Auch Christ*innen haben Angst. Glaube ist kein direkter Impfschutz. Aber mit dem Wort der Versöhnung und seiner tiefgreifenden Bedeutung stärkt der Glaube langfristig die Widerstandskräfte. Mir ist in diesen Corona-Zeiten besonders wichtig, an das anzuknüpfen, was uns als Christ*innen hilft, Herausforderungen zu bewältigen. Mit dem Wort der Versöhnung auf den Lippen und der Haltung der Versöhnung im Herzen können wir Brücken bauen. Das ist tief als innere Haltung verankert. Alles Angelernte, alle Lippenbekenntnisse, auch scheinbar abgesicherte Glaubenssätze wirken nicht überzeugend, wenn sie nicht durch tiefe Erfahrung fundiert sind. Was mir einmal in einer Krise als geholfen hat, daran kann ich auch unter anderen Herausforderungen andocken. Jesu Leben für die Menschen, seine annehmende Grundhaltung, seine heilende Zuwendung zu den an Leib und Seele Erkrankten, seine liebende Nähe zu den Ausgegrenzten, sein undogmatisches Handeln in aporetischen Situationen und über allem stehend seine Bereitschaft zur Versöhnung: all das sind Bausteine einer Christusgesinnung, denen gerade in diesen schwierigen Zeiten eine große Entfaltungskraft zukommt.

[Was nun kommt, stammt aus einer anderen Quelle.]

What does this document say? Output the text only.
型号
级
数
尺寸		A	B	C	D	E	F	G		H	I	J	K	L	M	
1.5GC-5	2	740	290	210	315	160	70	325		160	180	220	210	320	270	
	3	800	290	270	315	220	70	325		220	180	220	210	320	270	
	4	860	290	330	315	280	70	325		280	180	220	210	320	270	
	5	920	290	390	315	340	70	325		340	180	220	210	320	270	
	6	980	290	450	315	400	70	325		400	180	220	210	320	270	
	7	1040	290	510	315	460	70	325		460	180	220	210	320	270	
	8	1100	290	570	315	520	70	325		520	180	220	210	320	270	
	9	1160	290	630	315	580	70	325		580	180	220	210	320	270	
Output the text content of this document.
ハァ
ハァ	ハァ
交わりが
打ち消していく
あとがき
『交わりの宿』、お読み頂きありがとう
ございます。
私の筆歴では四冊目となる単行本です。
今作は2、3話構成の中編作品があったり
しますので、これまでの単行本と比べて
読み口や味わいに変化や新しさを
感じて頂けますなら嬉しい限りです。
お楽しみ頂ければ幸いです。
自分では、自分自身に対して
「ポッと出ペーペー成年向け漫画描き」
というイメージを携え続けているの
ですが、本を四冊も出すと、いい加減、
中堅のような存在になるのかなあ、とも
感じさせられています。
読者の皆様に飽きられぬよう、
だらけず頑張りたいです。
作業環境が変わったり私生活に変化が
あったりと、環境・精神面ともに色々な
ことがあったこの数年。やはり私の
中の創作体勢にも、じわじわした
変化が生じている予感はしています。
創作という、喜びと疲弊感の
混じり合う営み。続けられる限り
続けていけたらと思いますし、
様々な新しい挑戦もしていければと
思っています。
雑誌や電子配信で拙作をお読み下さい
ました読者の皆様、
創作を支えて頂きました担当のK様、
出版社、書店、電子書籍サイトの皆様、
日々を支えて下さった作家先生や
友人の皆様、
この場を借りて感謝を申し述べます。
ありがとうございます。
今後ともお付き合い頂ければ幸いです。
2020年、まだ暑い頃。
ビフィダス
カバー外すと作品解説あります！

Niemand weiß, wie wir aus der Krise hervorgehen werden. Doch meine feste Überzeugung ist: wir werden verletzt, aber gestärkt aus der Krise hervorgehen. Als Kirche, als Gesellschaft, als Einzelne/r. Ich bete dafür, dass jeder und jede einen eigenen guten Weg durch die Krise finden und dass sich in unserer Gesellschaft eine neue Solidarität entwickelt wird. Ich hoffe, dass wir uns bereits jetzt in den Zeiten des Abstandhaltens in eine neue Wertschätzung einüben können. Wir werden den Wert der Begegnung, die uns in ihren eingeübten Formen jetzt versagt bleibt, neu erkennen. Verändern wird sich unsere Gesellschaft allemal. Was wir lange als selbstverständlich betrachtet haben, werden wir neu bewerten müssen, z.B. unseren raumgreifenden Lebensstil auf Kosten anderer, unser ständiges Unterwegssein. Wir können nicht dauerhaft und ohne Schaden unsere persönlichen Grenzen überschreiten. Manches werden wir herunterschrauben müssen und andere Prioritäten sind angesagt. Auch was uns die Pflegeberufe und die medizinische Versorgung wert sind wird nach der Krise neu zu bewerten sein. Von manchem werden wir uns vielleicht sogar freiwillig und sehr gerne trennen wollen, weil es für das Leben nach dem Virus nicht mehr zielführend ist. Meine Hoffnung ist, dass wir mitten durch die Corona-Passion zu einer neuen, bewussteren Christusnähe finden werden.
Menschen gehen zu Gott in ihrer Not, flehen um Hilfe, bitten um Glück und Brot um Errettung aus Krankheit, Schuld und Tod. So tun sie alle, alle, Christen und Heiden. Menschen gehen zu Gott in Seiner Not, finden ihn arm, geschmäht, ohne Obdach und Brot, sehen ihn verschlungen von Sünde, Schwachheit und Tod. Christen stehen bei Gott in Seinen Leiden. Gott geht zu allen Menschen in ihrer Not, sättigt den Leib und die Seele mit Seinem Brot, stirbt für Christen und Heiden den Kreuzestod, und vergibt ihnen beiden.